Angka itu jauh di atas rata-rata belanja masyarakat di negara maju. Penduduk Amerika Serikat, misalnya, cuma menghabiskan 12 persen pendapatannya per bulan untuk ongkos transpor. "Ada kesalahan sistemis dalam industri transportasi sehingga masyarakat harus membayar mahal," kata Tulus Abadi, anggota pengurus YLKI.
Itu pula yang dirasakan para pengusaha, terutama menjelang kenaikan harga BBM. Mereka mengeluh karena biaya operasi, seperti harga suku cadang kendaraan, sepenuhnya dikendalikan pasar. Sedangkan besar kecilnya ongkos yang boleh ditarik pengusaha ditentukan pemerintah.
Saat ini, tarif angkutan darat selain bus non-ekonomi, seperti Patas AC, ditentukan pemerintah provinsi. Para pengusaha angkutan hanya berhak mengajukan usul. Di beberapa kota, seperti Jakarta, usul kenaikan tarif juga bisa datang dari dewan transportasi.
Jalan tengah yang ditawarkan Aip dan Tulus adalah pemberian subsidi kepada para pengusaha angkutan. "Subsidi yang diberikan termasuk pemberian harga khusus BBM bagi pengusaha angkutan," Aip mengusulkan.
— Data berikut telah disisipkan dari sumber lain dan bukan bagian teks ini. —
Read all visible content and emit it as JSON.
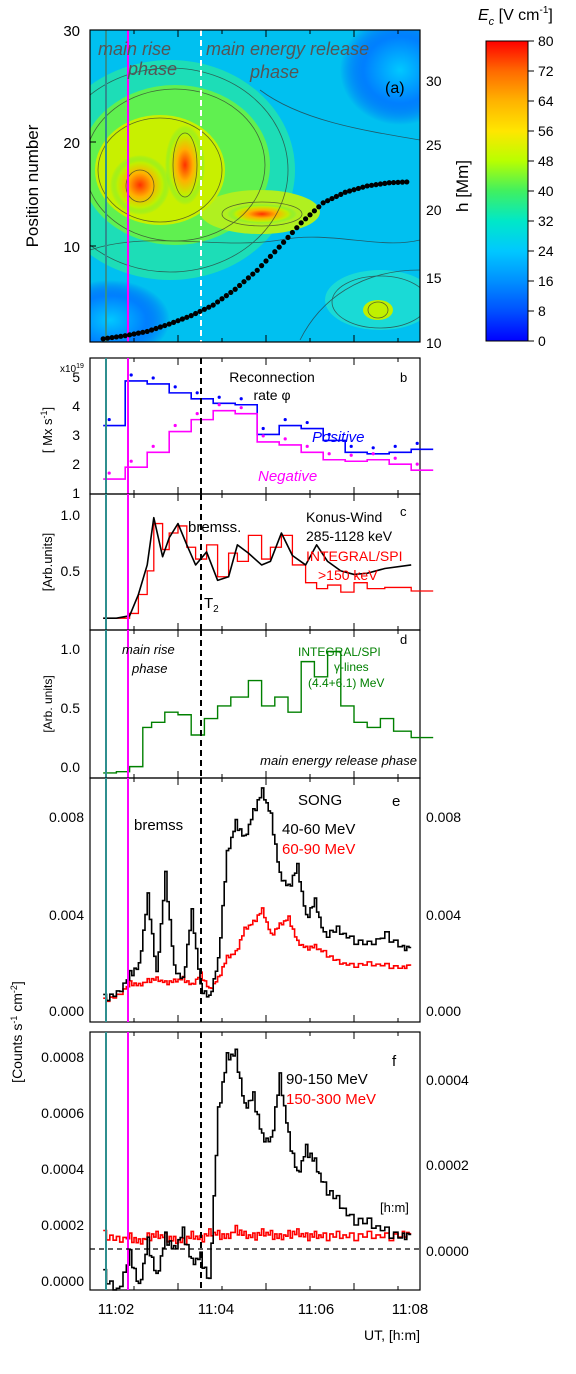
{
  "colorbar": {
    "title": "E",
    "title_sub": "c",
    "title_unit": " [V cm",
    "title_sup": "-1",
    "title_end": "]",
    "ticks": [
      "80",
      "72",
      "64",
      "56",
      "48",
      "40",
      "32",
      "24",
      "16",
      "8",
      "0"
    ],
    "stops": [
      "#ff0000",
      "#ff6a00",
      "#ffb300",
      "#ffe600",
      "#b8ff00",
      "#40f060",
      "#00e8c8",
      "#00c8ff",
      "#0090ff",
      "#0050ff",
      "#0000ff"
    ]
  },
  "time_axis": {
    "ticks": [
      "11:02",
      "11:04",
      "11:06",
      "11:08"
    ],
    "xlabel": "UT, [h:m]"
  },
  "chart_data": [
    {
      "id": "a",
      "type": "heatmap",
      "panel_label": "(a)",
      "ylabel": "Position number",
      "y2label": "h [Mm]",
      "yticks": [
        "30",
        "20",
        "10"
      ],
      "y2ticks": [
        "30",
        "25",
        "20",
        "15",
        "10"
      ],
      "phase_left_1": "main rise",
      "phase_left_2": "phase",
      "phase_right_1": "main energy release",
      "phase_right_2": "phase",
      "x_minutes": [
        0,
        0.5,
        1,
        1.5,
        2,
        2.5,
        3,
        3.5,
        4,
        4.5,
        5,
        5.5,
        6,
        6.5,
        7
      ],
      "height_Mm": [
        10.3,
        10.6,
        11,
        11.7,
        12.5,
        13.5,
        15,
        16.8,
        19,
        21.3,
        23.2,
        24.2,
        24.8,
        25.1,
        25.2
      ],
      "colormap_range": [
        0,
        80
      ]
    },
    {
      "id": "b",
      "type": "line",
      "panel_label": "b",
      "ylabel": "[ Mx s",
      "ylabel_sup": "-1",
      "ylabel_end": "]",
      "multiplier": "x10",
      "multiplier_exp": "19",
      "yticks": [
        "5",
        "4",
        "3",
        "2",
        "1"
      ],
      "ylim": [
        1,
        5.3
      ],
      "title_1": "Reconnection",
      "title_2": "rate φ",
      "x_minutes": [
        0,
        0.5,
        1,
        1.5,
        2,
        2.5,
        3,
        3.5,
        4,
        4.5,
        5,
        5.5,
        6,
        6.5,
        7
      ],
      "series": [
        {
          "name": "Positive",
          "color": "#0000ff",
          "values": [
            3.1,
            4.6,
            4.5,
            4.2,
            4.0,
            3.85,
            3.8,
            2.8,
            3.1,
            3.0,
            2.6,
            2.2,
            2.15,
            2.2,
            2.3
          ]
        },
        {
          "name": "Negative",
          "color": "#ff00ff",
          "values": [
            1.3,
            1.7,
            2.2,
            2.9,
            3.3,
            3.6,
            3.5,
            2.55,
            2.45,
            2.2,
            1.95,
            1.9,
            1.95,
            1.8,
            1.6
          ]
        }
      ]
    },
    {
      "id": "c",
      "type": "line",
      "panel_label": "c",
      "ylabel": "[Arb.units]",
      "yticks": [
        "1.0",
        "0.5"
      ],
      "ylim": [
        0,
        1.15
      ],
      "annot_bremss": "bremss.",
      "annot_T": "T",
      "annot_T_sub": "2",
      "x_minutes": [
        0,
        0.3,
        0.6,
        0.8,
        1.0,
        1.15,
        1.35,
        1.5,
        1.7,
        1.9,
        2.1,
        2.35,
        2.6,
        2.85,
        3.05,
        3.3,
        3.6,
        3.8,
        4.05,
        4.3,
        4.6,
        4.85,
        5.1,
        5.4,
        5.7,
        6.0,
        6.4,
        7.0
      ],
      "series": [
        {
          "name": "Konus-Wind",
          "sub": "285-1128 keV",
          "color": "#000000",
          "values": [
            0.1,
            0.1,
            0.12,
            0.3,
            0.55,
            0.95,
            0.62,
            0.78,
            0.9,
            0.72,
            0.55,
            0.66,
            0.42,
            0.45,
            0.72,
            0.65,
            0.55,
            0.58,
            0.82,
            0.63,
            0.55,
            0.72,
            0.58,
            0.5,
            0.47,
            0.48,
            0.52,
            0.55
          ]
        },
        {
          "name": "INTEGRAL/SPI",
          "sub": ">150 keV",
          "color": "#ff0000",
          "values": [
            0.1,
            0.1,
            0.14,
            0.3,
            0.5,
            0.9,
            0.68,
            0.82,
            0.88,
            0.7,
            0.6,
            0.72,
            0.45,
            0.65,
            0.58,
            0.8,
            0.6,
            0.7,
            0.8,
            0.55,
            0.4,
            0.35,
            0.38,
            0.32,
            0.4,
            0.35,
            0.36,
            0.33
          ]
        }
      ]
    },
    {
      "id": "d",
      "type": "line",
      "panel_label": "d",
      "ylabel": "[Arb. units]",
      "yticks": [
        "1.0",
        "0.5",
        "0.0"
      ],
      "ylim": [
        -0.02,
        1.15
      ],
      "series_label_1": "INTEGRAL/SPI",
      "series_label_2": "γ-lines",
      "series_label_3": "(4.4+6.1) MeV",
      "phase_rise_1": "main rise",
      "phase_rise_2": "phase",
      "phase_release": "main energy release phase",
      "x_minutes": [
        0,
        0.3,
        0.6,
        0.9,
        1.1,
        1.4,
        1.7,
        2.0,
        2.3,
        2.6,
        2.9,
        3.3,
        3.6,
        3.9,
        4.2,
        4.5,
        4.8,
        5.1,
        5.4,
        5.7,
        6.0,
        6.3,
        6.6,
        7.0
      ],
      "series": [
        {
          "name": "INTEGRAL/SPI γ-lines",
          "color": "#008000",
          "values": [
            0.02,
            0.03,
            0.07,
            0.38,
            0.42,
            0.5,
            0.48,
            0.32,
            0.45,
            0.55,
            0.62,
            0.75,
            0.55,
            0.62,
            0.5,
            0.9,
            0.78,
            0.98,
            0.55,
            0.42,
            0.38,
            0.45,
            0.35,
            0.3
          ]
        }
      ]
    },
    {
      "id": "e",
      "type": "line",
      "panel_label": "e",
      "yticks": [
        "0.008",
        "0.004",
        "0.000"
      ],
      "y2ticks": [
        "0.008",
        "0.004",
        "0.000"
      ],
      "ylim": [
        -0.001,
        0.0103
      ],
      "instrument": "SONG",
      "annot_bremss": "bremss",
      "x_minutes": [
        0,
        0.3,
        0.6,
        0.8,
        1.0,
        1.2,
        1.4,
        1.6,
        1.8,
        2.0,
        2.2,
        2.4,
        2.6,
        2.8,
        3.0,
        3.2,
        3.4,
        3.6,
        3.8,
        4.0,
        4.2,
        4.4,
        4.6,
        4.8,
        5.0,
        5.3,
        5.6,
        6.0,
        6.4,
        6.8,
        7.0
      ],
      "series": [
        {
          "name": "40-60 MeV",
          "color": "#000000",
          "values": [
            0.0001,
            0.0003,
            0.0012,
            0.0016,
            0.0048,
            0.0012,
            0.0058,
            0.0015,
            0.0009,
            0.0041,
            0.0006,
            0.0001,
            0.0018,
            0.0068,
            0.0082,
            0.0075,
            0.0087,
            0.0097,
            0.0085,
            0.0058,
            0.0052,
            0.0062,
            0.0038,
            0.0046,
            0.003,
            0.0033,
            0.0028,
            0.0026,
            0.003,
            0.0024,
            0.0025
          ]
        },
        {
          "name": "60-90 MeV",
          "color": "#ff0000",
          "values": [
            0.0,
            0.0002,
            0.0008,
            0.0007,
            0.0009,
            0.001,
            0.0008,
            0.0009,
            0.001,
            0.0007,
            0.0012,
            0.0005,
            0.001,
            0.002,
            0.0022,
            0.0033,
            0.0036,
            0.0042,
            0.003,
            0.0035,
            0.0038,
            0.0027,
            0.0024,
            0.0025,
            0.0022,
            0.0018,
            0.0016,
            0.0017,
            0.0016,
            0.0015,
            0.0017
          ]
        }
      ]
    },
    {
      "id": "f",
      "type": "line",
      "panel_label": "f",
      "ylabel": "[Counts s",
      "ylabel_sup1": "-1",
      "ylabel_mid": " cm",
      "ylabel_sup2": "-2",
      "ylabel_end": "]",
      "yticks": [
        "0.0008",
        "0.0006",
        "0.0004",
        "0.0002",
        "0.0000"
      ],
      "y2ticks": [
        "0.0004",
        "0.0002",
        "0.0000"
      ],
      "ylim": [
        -0.00011,
        0.00092
      ],
      "annot_hm": "[h:m]",
      "x_minutes": [
        0,
        0.3,
        0.6,
        0.8,
        1.0,
        1.2,
        1.4,
        1.6,
        1.8,
        2.0,
        2.2,
        2.4,
        2.6,
        2.8,
        3.0,
        3.2,
        3.4,
        3.6,
        3.8,
        4.0,
        4.2,
        4.4,
        4.6,
        4.8,
        5.0,
        5.3,
        5.6,
        6.0,
        6.4,
        6.8,
        7.0
      ],
      "series": [
        {
          "name": "90-150 MeV",
          "color": "#000000",
          "values": [
            -5e-05,
            -0.00012,
            3e-05,
            -0.0001,
            8e-05,
            -6e-05,
            0.0001,
            5e-05,
            0.00012,
            0.0,
            2e-05,
            -8e-05,
            0.0006,
            0.00082,
            0.00083,
            0.00062,
            0.00066,
            0.0005,
            0.00048,
            0.00074,
            0.0005,
            0.00035,
            0.00045,
            0.0004,
            0.0003,
            0.00025,
            0.00017,
            0.00016,
            0.00012,
            0.0001,
            0.00012
          ]
        },
        {
          "name": "150-300 MeV",
          "color": "#ff0000",
          "values": [
            2e-05,
            0.0,
            1e-05,
            -1e-05,
            1e-05,
            2e-05,
            1e-05,
            0.0,
            -1e-05,
            2e-05,
            0.0,
            3e-05,
            2e-05,
            1e-05,
            4e-05,
            2e-05,
            1e-05,
            3e-05,
            2e-05,
            1e-05,
            2e-05,
            3e-05,
            1e-05,
            2e-05,
            1e-05,
            2e-05,
            1e-05,
            2e-05,
            1e-05,
            2e-05,
            3e-05
          ]
        }
      ]
    }
  ]
}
Bentuk subsidi lain ialah pemberian kredit pembelian kendaraan yang lebih terjangkau.
Pada saat ini perbankan mengenakan bunga 18-20 persen untuk pembelian kendaraan niaga, jauh lebih tinggi ketimbang bunga kredit mobil pribadi, yang berkisar 6-10 persen. Pemerintah juga dapat memberikan subsidi dengan membebaskan pajak untuk suku cadang kendaraan angkutan umum.
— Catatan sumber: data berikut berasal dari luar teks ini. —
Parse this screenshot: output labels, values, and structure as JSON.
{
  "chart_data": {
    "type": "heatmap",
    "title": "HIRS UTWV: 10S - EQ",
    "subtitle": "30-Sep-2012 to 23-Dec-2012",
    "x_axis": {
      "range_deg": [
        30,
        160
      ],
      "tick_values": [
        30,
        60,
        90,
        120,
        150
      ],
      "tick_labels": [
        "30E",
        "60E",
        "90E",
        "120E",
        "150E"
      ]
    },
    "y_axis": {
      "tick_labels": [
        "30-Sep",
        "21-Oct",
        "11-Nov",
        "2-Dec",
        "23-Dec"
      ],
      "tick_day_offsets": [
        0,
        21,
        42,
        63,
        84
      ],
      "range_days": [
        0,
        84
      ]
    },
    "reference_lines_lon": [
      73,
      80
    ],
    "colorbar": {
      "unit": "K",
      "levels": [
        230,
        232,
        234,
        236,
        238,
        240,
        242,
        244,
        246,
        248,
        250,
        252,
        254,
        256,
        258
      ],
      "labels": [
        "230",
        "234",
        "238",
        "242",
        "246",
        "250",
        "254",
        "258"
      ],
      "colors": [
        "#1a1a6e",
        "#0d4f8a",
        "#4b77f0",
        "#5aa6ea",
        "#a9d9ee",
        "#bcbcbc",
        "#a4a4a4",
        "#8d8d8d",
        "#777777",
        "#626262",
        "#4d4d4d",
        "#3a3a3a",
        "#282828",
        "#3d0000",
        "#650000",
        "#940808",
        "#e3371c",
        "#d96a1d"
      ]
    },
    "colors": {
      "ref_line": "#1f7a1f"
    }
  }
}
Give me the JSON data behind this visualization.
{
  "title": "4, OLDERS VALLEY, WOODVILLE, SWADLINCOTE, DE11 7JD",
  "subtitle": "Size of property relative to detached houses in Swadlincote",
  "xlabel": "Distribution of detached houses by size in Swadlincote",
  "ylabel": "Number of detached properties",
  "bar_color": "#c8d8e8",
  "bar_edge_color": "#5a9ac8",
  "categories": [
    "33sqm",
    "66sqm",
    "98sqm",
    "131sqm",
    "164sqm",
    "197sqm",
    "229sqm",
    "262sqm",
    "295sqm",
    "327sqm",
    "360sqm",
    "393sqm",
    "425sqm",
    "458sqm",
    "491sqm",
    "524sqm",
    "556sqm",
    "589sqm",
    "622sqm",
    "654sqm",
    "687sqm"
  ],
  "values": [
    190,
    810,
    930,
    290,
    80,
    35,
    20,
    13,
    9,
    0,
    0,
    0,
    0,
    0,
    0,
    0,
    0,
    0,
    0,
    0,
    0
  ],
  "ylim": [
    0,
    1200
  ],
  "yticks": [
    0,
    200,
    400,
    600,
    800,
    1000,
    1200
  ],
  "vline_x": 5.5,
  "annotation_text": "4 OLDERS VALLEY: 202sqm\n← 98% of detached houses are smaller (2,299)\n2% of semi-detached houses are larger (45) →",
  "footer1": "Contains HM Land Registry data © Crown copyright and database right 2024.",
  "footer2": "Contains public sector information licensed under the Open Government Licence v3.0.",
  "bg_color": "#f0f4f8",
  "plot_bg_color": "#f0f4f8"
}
Subsidi mungkin pula diberikan dalam bentuk pengurangan pajak. "Yang penting, subsidi tidak dalam bentuk tunai," ujar Tulus. Jika usul pemberian subsidi itu ditolak, barulah Organda menggodok usul kenaikan tarif. "Besarnya tergantung kenaikan harga BBM," ujar Aip.
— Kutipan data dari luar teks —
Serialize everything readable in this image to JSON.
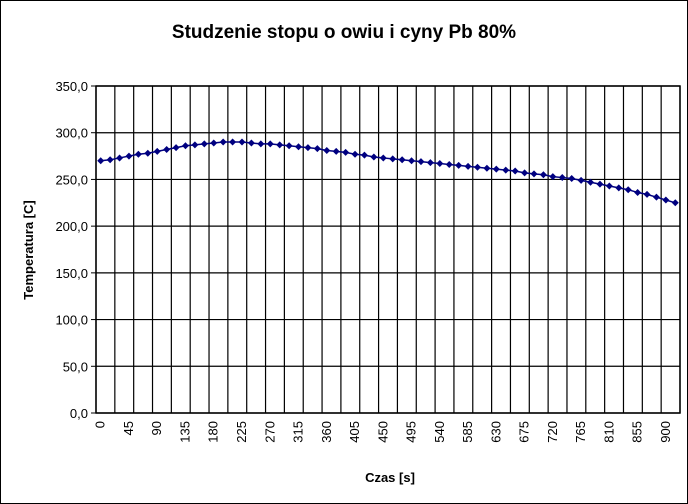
{
  "chart_data": {
    "type": "line",
    "title": "Studzenie stopu o owiu i cyny Pb 80%",
    "x_label": "Czas [s]",
    "y_label": "Temperatura [C]",
    "categories": [
      "0",
      null,
      null,
      "45",
      null,
      null,
      "90",
      null,
      null,
      "135",
      null,
      null,
      "180",
      null,
      null,
      "225",
      null,
      null,
      "270",
      null,
      null,
      "315",
      null,
      null,
      "360",
      null,
      null,
      "405",
      null,
      null,
      "450",
      null,
      null,
      "495",
      null,
      null,
      "540",
      null,
      null,
      "585",
      null,
      null,
      "630",
      null,
      null,
      "675",
      null,
      null,
      "720",
      null,
      null,
      "765",
      null,
      null,
      "810",
      null,
      null,
      "855",
      null,
      null,
      "900",
      null
    ],
    "series": [
      {
        "name": "Temperatura",
        "color": "#000080",
        "values": [
          270,
          271,
          273,
          275,
          277,
          278,
          280,
          282,
          284,
          286,
          287,
          288,
          289,
          290,
          290,
          290,
          289,
          288,
          288,
          287,
          286,
          285,
          284,
          283,
          281,
          280,
          279,
          277,
          276,
          274,
          273,
          272,
          271,
          270,
          269,
          268,
          267,
          266,
          265,
          264,
          263,
          262,
          261,
          260,
          259,
          257,
          256,
          255,
          253,
          252,
          251,
          249,
          247,
          245,
          243,
          241,
          239,
          236,
          234,
          231,
          228,
          225
        ]
      }
    ],
    "ylim": [
      0,
      350
    ],
    "yticks": [
      {
        "value": 0,
        "label": "0,0"
      },
      {
        "value": 50,
        "label": "50,0"
      },
      {
        "value": 100,
        "label": "100,0"
      },
      {
        "value": 150,
        "label": "150,0"
      },
      {
        "value": 200,
        "label": "200,0"
      },
      {
        "value": 250,
        "label": "250,0"
      },
      {
        "value": 300,
        "label": "300,0"
      },
      {
        "value": 350,
        "label": "350,0"
      }
    ],
    "grid": true
  }
}
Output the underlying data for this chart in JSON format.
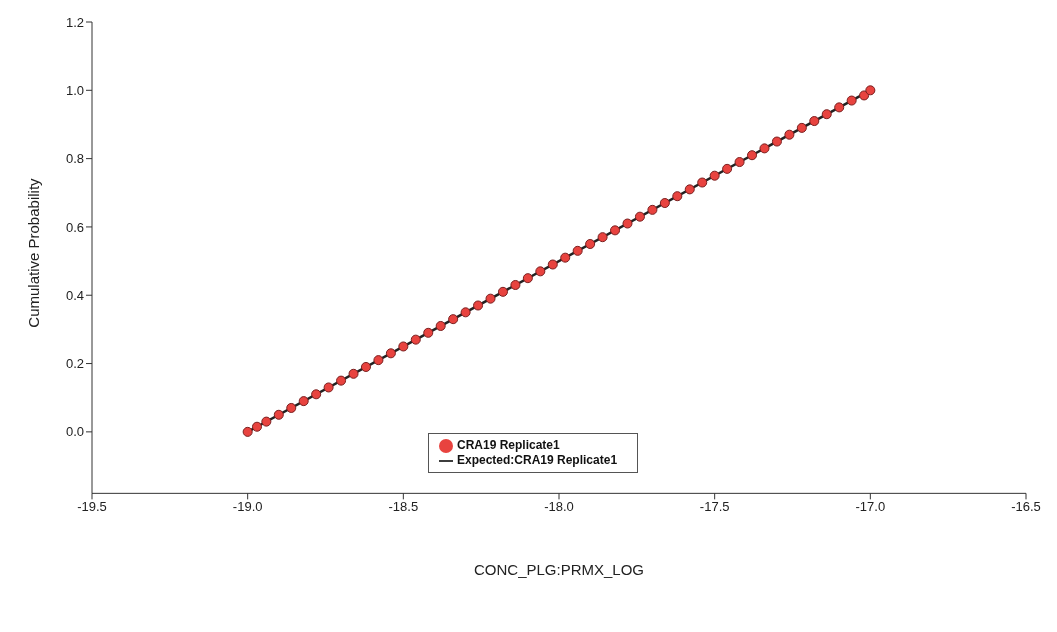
{
  "chart_data": {
    "type": "scatter",
    "xlabel": "CONC_PLG:PRMX_LOG",
    "ylabel": "Cumulative Probability",
    "xlim": [
      -19.5,
      -16.5
    ],
    "ylim": [
      -0.18,
      1.2
    ],
    "xticks": [
      -19.5,
      {
        "value": -19,
        "label": "-19.0"
      },
      -18.5,
      {
        "value": -18,
        "label": "-18.0"
      },
      -17.5,
      {
        "value": -17,
        "label": "-17.0"
      },
      -16.5
    ],
    "yticks": [
      {
        "value": 0,
        "label": "0.0"
      },
      0.2,
      0.4,
      0.6,
      0.8,
      {
        "value": 1,
        "label": "1.0"
      },
      1.2
    ],
    "grid": false,
    "legend": "bottom",
    "marker": "circle",
    "series": [
      {
        "name": "CRA19 Replicate1",
        "color": "#e8433f",
        "x": [
          -19.0,
          -18.97,
          -18.94,
          -18.9,
          -18.86,
          -18.82,
          -18.78,
          -18.74,
          -18.7,
          -18.66,
          -18.62,
          -18.58,
          -18.54,
          -18.5,
          -18.46,
          -18.42,
          -18.38,
          -18.34,
          -18.3,
          -18.26,
          -18.22,
          -18.18,
          -18.14,
          -18.1,
          -18.06,
          -18.02,
          -17.98,
          -17.94,
          -17.9,
          -17.86,
          -17.82,
          -17.78,
          -17.74,
          -17.7,
          -17.66,
          -17.62,
          -17.58,
          -17.54,
          -17.5,
          -17.46,
          -17.42,
          -17.38,
          -17.34,
          -17.3,
          -17.26,
          -17.22,
          -17.18,
          -17.14,
          -17.1,
          -17.06,
          -17.02,
          -17.0
        ],
        "values": [
          0.0,
          0.015,
          0.03,
          0.05,
          0.07,
          0.09,
          0.11,
          0.13,
          0.15,
          0.17,
          0.19,
          0.21,
          0.23,
          0.25,
          0.27,
          0.29,
          0.31,
          0.33,
          0.35,
          0.37,
          0.39,
          0.41,
          0.43,
          0.45,
          0.47,
          0.49,
          0.51,
          0.53,
          0.55,
          0.57,
          0.59,
          0.61,
          0.63,
          0.65,
          0.67,
          0.69,
          0.71,
          0.73,
          0.75,
          0.77,
          0.79,
          0.81,
          0.83,
          0.85,
          0.87,
          0.89,
          0.91,
          0.93,
          0.95,
          0.97,
          0.985,
          1.0
        ]
      },
      {
        "name": "Expected:CRA19 Replicate1",
        "type": "line",
        "color": "#222222",
        "marker": "none",
        "line_style": "solid",
        "x": [
          -19.0,
          -17.0
        ],
        "values": [
          0.0,
          1.0
        ]
      }
    ]
  }
}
Yakobus Yut, pengusaha Mikrolet, menyebut tarif layak naik Rp 200 jika har- ga premium yang baru Rp 2.750. Angka kenaikan yang sama juga diharapkan oleh Abdul Nasution, pemilik Metro Mini. Kalangan pengusaha taksi juga tak berpangku tangan. "Mungkin perusahaan taksi akan meng-ajukan usulan kenaikan tarif lagi ke Pemda Jakarta," kata Teguh Wijyanto, juru bicara kelompok Blue Bird.
Usulan kenaikan yang disinggung Teguh pernah diajukan para pengusaha taksi tahun lalu. Ketika itu mereka minta tarif argo naik dari Rp 3.000 jadi Rp 5.700, sementara tarif per kilometer naik dari Rp 1.600 jadi Rp 2.000. Kendati sudah pernah ditolak Pemda, Teguh menilai usulan kenaikan tarif yang mencapai 90 persen itu wajar, karena sudah tiga tahun tarif tak pernah naik. "Argo taksi di Jakarta saat ini jauh lebih murah dibandingkan taksi di Surabaya dan Bali," ujar M. Simbolon, pemilik lima taksi Prestasi.
Tulus menilai usulan kenaikan tarif itu terlampau tinggi. "Biaya BBM hanya 15 persen dari biaya operasi," katanya. Biaya terbesar pengoperasian kendaraan umum adalah perawatan, seperti suku cadang. "Nah, harga suku cadang pasti akan ikut jika BBM naik," ujar Aip. Sialnya, subsidi untuk pengusaha angkutan tak disebut-sebut pemerintah ketika membicarakan dana kompensasi BBM.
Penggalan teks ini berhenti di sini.